I have a 16 month old son who seems to be developing on track, and is doing reasonably well with his language and physical development. I know it's pointless to be worrying about something that may never happen, but I am constantly aware of the possibility of regressive autism.
DH's father, uncle and grandfather all show many autistic-like traits (although never sought or received a diagnosis), and DH's grandfather mentioned that his uncle 'changed' when he was a toddler, losing words and becoming less social. I have to say I don't think DH's uncle received much support from his father, because from a young age his father labelled him the 'black sheep' of his children. He has had problems with social interaction his whole life, and tends to get angry and agressive very easily. DH's father and grandfather less so, but both experience some difficulty in certain social situations.
I should mention I am still struggling with belated PND, which I am being treated for. I know that this may add to my anxiety where my son is concerned.
DS is very cuddly. He runs to me for hugs, reaches out to grab my face and pulls it towards him to kiss me. It's lovely. His eye contact is great and he often glances into my eyes to ascertain my reaction to something and giggles if I look surprised. He interacts with his father, godmother and nan in the same way. He is a bit shy around strangers, but does warm up to them and sometimes happily smiles at strangers interacting with him in the street.

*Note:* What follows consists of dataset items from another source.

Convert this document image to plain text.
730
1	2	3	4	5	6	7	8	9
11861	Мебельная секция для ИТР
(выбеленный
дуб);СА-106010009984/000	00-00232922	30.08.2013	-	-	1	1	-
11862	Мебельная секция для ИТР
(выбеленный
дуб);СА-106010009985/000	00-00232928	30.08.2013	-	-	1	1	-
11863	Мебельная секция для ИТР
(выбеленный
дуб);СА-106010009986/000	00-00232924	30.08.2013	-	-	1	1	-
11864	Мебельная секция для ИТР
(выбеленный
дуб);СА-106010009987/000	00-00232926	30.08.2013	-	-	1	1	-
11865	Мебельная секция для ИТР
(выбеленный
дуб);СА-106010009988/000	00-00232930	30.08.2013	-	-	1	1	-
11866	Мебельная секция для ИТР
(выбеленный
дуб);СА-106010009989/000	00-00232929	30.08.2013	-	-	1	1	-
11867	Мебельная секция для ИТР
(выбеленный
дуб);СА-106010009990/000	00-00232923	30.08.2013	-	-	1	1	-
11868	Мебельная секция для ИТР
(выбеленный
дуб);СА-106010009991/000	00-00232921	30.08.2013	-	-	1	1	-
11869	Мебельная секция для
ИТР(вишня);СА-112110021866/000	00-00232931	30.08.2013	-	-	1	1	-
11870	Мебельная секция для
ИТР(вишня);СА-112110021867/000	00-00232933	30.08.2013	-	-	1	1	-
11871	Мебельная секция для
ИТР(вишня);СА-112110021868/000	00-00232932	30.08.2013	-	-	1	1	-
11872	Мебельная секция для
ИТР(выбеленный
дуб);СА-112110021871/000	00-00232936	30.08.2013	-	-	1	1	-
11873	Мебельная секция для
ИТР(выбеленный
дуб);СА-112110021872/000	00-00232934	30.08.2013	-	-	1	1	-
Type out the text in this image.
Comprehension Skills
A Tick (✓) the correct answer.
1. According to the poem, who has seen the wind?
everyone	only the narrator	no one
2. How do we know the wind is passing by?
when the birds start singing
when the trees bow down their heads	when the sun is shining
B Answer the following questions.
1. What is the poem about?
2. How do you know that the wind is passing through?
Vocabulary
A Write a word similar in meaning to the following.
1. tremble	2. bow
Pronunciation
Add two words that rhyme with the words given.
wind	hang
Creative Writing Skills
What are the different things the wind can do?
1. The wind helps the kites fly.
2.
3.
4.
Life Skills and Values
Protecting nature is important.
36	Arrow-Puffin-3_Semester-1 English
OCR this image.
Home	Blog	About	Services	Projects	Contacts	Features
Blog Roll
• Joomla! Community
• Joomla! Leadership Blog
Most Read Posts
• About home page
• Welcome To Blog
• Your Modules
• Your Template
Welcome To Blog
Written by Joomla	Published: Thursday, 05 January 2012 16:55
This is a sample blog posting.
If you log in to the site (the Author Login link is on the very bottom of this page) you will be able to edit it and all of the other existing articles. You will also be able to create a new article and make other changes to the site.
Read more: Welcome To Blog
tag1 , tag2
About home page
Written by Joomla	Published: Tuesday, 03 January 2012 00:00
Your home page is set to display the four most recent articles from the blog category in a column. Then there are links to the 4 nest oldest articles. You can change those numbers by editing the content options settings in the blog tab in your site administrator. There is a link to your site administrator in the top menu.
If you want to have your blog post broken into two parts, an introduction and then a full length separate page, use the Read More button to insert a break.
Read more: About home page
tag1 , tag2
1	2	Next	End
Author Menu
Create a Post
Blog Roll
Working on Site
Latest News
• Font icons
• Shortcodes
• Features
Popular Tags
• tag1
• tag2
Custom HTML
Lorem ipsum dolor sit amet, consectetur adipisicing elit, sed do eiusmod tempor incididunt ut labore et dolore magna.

I am really scared that he is going to 'change' and am struggling fighting the feeling that one day he won't be doing all this. I worry about his future should he develop autism - I doubt my own ability to be a good enough parent to ensure he reaches his full potential. What I suppose I want to know is how I can prepare myself for any change and not view it in such negative light.
I KNOW it is ridiculous to be thinking along these lines (and writing it down, I realise it even more so), so feel free to be as harsh as you like in your responses - I probably need it. I very much apologise if I come across as ignorant in my post. I know, reading back on it, I must come across as selfish, as if my son is there to fulfil my own emotional needs and I know this is very wrong. I will appreciate any advice or comments.